On pourra imposer un format ou en proposer plusieurs au choix. On insistera sur la double visée du projet : caractériser l’œuvre et rendre compte d’une lecture personnelle. Quelle que soit la forme prise par le projet, les élèves seront conduits à sélectionner des passages, choisir et évoquer des personnages marquants, traduire l’atmosphère générale, rendre compte de leurs émotions & réflexions au fil de la lecture, émettre un jugement sur l’écriture. Et c’est bien l’essentiel visé.

EXEMPLE 1
Réaliser une « planche d’inspiration » (moonboard)pour rendre compte d’un recueil poétique.
Il s’agit d’un montage (ou collage) d’images variées qui rendent compte de manière visuelle de votre lecture de l’œuvre.
Aux élèves de jouer ensuite avec le choix des images, leur disposition, leur taille, l’ajout ou non de mots ou de phrases, pour communiquer au mieux leur lecture.
La présentation visuelle peut être accompagnée d’une notice, d’un écrit d’une page explicitant le projet de manière synthétique.
EXEMPLE 2
Réaliser une vidéo
Sur le format « booktube » [projet individuel]

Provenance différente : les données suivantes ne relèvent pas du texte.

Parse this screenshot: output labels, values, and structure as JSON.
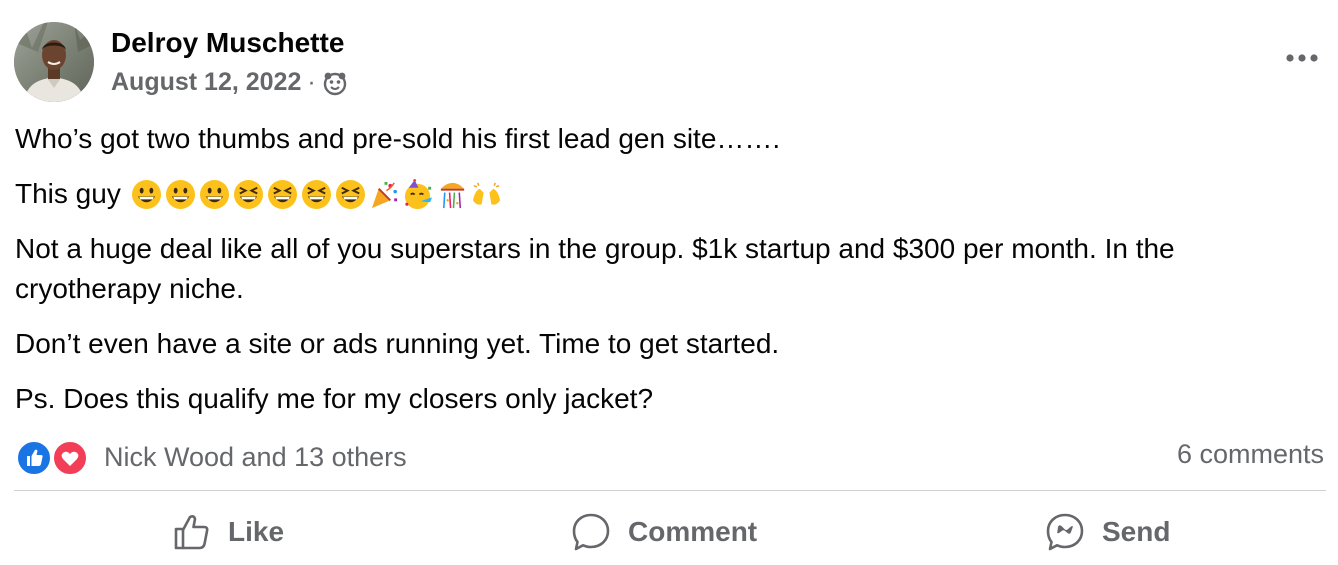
{
  "post": {
    "author": "Delroy Muschette",
    "date": "August 12, 2022",
    "separator": "·",
    "audience_icon": "public-group-icon",
    "more_icon": "more-options-icon",
    "paragraphs": [
      "Who’s got two thumbs and pre-sold his first lead gen site…….",
      "This guy",
      "Not a huge deal like all of you superstars in the group. $1k startup and $300 per month. In the cryotherapy niche.",
      "Don’t even have a site or ads running yet. Time to get started.",
      "Ps. Does this qualify me for my closers only jacket?"
    ],
    "emojis": [
      "grinning-face",
      "grinning-face",
      "grinning-face",
      "laughing-face",
      "laughing-face",
      "laughing-face",
      "laughing-face",
      "party-popper",
      "partying-face",
      "confetti-ball",
      "raising-hands"
    ]
  },
  "reactions": {
    "types": [
      "like",
      "love"
    ],
    "summary": "Nick Wood and 13 others",
    "comments": "6 comments"
  },
  "actions": {
    "like": "Like",
    "comment": "Comment",
    "send": "Send"
  },
  "colors": {
    "like_blue": "#1b74e4",
    "love_red": "#f33e58",
    "secondary_text": "#65676b"
  }
}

Il s’agit de réaliser une vidéo dans laquelle l’élève se filme face caméra pour présenter l’œuvre lue et son avis dûment argumenté. Il est invité à y insérer des extraits lus de l’œuvre, des effets sonores ou de la musique. Le style adopté doit être direct et dynamique.
Sur le format « booktrailer » [projet collectif – 3 élèves maximum]
Il s’agit de réaliser la bande-annonce du livre lu. Il faudra pour cela établir un scénario précis, filmer les séquences y correspondant ou rechercher des images permettant de l’illustrer, puis procéder au montage de la vidéo. Ce format se prête davantage à un récit, ou à une pièce de théâtre.
EXEMPLE 3
Écrire
Une « fanfiction » [projet individuel]
Il s’agit de prolonger l’œuvre et de la compléter, en conservant ses caractéristiques (genre, style, thèmes et/ou personnages). La nature et la longueur du prolongement seront à définir en fonction de l’œuvre originale. Elle pourra être accompagnée d’un rapide préambule explicitant le projet.
Une lettre à l’auteur [projet individuel]
Il s’agit de rédiger une lettre adressée à l’auteur de l’œuvre lue, pour partager avec lui ses impressions de lecture : ce qui a marqué, plu ou déplu, mais aussi les difficultés rencontrées ou les questions qui se posent à l’issue de la lecture. Ce format convient évidemment davantage à une œuvre contemporaine, et prend tout son sens si les lettres ainsi écrites peuvent être envoyées ou remises à l’auteur.
EXEMPLE 4
Enregistrer une chronique radiophonique
Il s’agit d’écrire, puis d’enregistrer une chronique littéraire de 4 minutes, qui présente l’œuvre : son contenu, éventuellement son contexte de production & de réception, les éléments qui selon l’élève font sa singularité, de courts extraits illustrant son propos, et ses impressions de lecture.